After plants are established, apply 5 pounds of nitrogen per acre per week until spring flowering. Once spring flowering begins, apply 6 to 7 pounds of nitrogen per acre. Strawberries should receive a total of 150 pounds of nitrogen per acre, which includes the preplant application. Liquid fertilizer can be applied through the irrigation system using a fertilizer injector.
Varieties for High Tunnel Production
Selecting the appropriate variety is one of the most important decisions in strawberry production. Strawberry varieties are sensitive to their environment; therefore; the performance of a variety depends on location. Both short-day (June-bearing) and day-neutral strawberry varieties have performed well in high tunnel trials in other states including ‘Radiance’, ‘San Andreas’, and ‘Festival’. ‘Radiance’ and ‘Festival’ are short-day varieties released by the University of Florida breeding program. Day-neutral variety ‘San Andreas’ is a product of the University of California Davis breeding program. The performance of other varieties in high tunnel conditions will be reported as research trials continue. In many cases, producers can assess performance of strawberry varieties on their own farms. When doing so, plant a small section and take detailed notes of the variety’s performance before planting a larger number of plants.

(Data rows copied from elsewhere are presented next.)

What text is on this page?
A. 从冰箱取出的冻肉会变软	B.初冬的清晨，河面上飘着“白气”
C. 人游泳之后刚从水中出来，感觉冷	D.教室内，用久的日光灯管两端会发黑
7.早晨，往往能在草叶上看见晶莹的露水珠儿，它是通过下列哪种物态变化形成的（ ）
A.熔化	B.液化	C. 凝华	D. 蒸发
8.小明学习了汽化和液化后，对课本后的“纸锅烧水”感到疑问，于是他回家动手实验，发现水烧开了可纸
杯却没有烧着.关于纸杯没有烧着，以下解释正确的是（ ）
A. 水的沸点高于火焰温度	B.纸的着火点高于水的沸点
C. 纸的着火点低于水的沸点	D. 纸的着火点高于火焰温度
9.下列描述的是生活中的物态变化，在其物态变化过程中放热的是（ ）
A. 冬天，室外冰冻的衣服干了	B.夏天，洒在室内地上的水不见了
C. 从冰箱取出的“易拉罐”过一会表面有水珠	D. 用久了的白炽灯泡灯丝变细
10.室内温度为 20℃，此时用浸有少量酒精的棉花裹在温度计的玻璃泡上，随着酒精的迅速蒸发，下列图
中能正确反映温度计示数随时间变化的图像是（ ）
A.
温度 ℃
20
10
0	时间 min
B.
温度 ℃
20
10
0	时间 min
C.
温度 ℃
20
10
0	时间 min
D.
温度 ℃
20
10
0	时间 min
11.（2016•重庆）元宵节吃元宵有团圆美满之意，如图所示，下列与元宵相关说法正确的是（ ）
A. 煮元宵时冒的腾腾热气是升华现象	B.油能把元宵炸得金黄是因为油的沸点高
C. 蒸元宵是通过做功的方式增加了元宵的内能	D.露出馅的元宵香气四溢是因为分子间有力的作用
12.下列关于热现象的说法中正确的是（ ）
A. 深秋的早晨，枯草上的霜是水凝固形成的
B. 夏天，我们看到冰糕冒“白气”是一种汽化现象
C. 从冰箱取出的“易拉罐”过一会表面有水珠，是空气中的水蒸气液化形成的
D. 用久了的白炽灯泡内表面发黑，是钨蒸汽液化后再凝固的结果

Controlling Diseases and Insects
Diseases such as anthracnose often infect plants at nurseries before being sold and planted in grower’s fields; therefore, the first step in controlling disease is to shop at a reputable nursery.
High tunnels provide a protective environment for strawberries. Unfortunately, protective conditions for strawberries provide optimal conditions for insect and disease pests such as white flies, aphids, and two- spotted spider mites. Fungal disease pests such as Botrytis (gray mold) can also devastate a strawberry crop. Managing this disease should begin early in planting. Follow recommendations for pest management of high tunnel strawberries, being aware that certain chemical remedies for pests may be allowed in open field strawberry production but may not be allowed in enclosed high tunnels. Consult your local Extension office for recommendations if needed.
Adequate soil moisture is necessary for proper plant establishment and a bountiful harvest. Drip irrigation allows for the efficient use of water. As plants enter into active growth, more irrigation is necessary. Irrigation needs will differ depending on soil type.
Available strawberry varieties are self-fertile. Insect pollination is not required for fruit production, but insect pollination has been shown to improve fruit shape and quality. Bumblebee hives provide the best pollination. Honeybees do not acclimate to high tunnel conditions and therefore are not good choice as pollinators (figure 4).
For more information about strawberry production, consult the Southern Region Small Fruits Consortium. The guide includes a spray program to help manage insect pests common in strawberry production. Consult the label of each product used, as many products are not labeled for use in high tunnel production.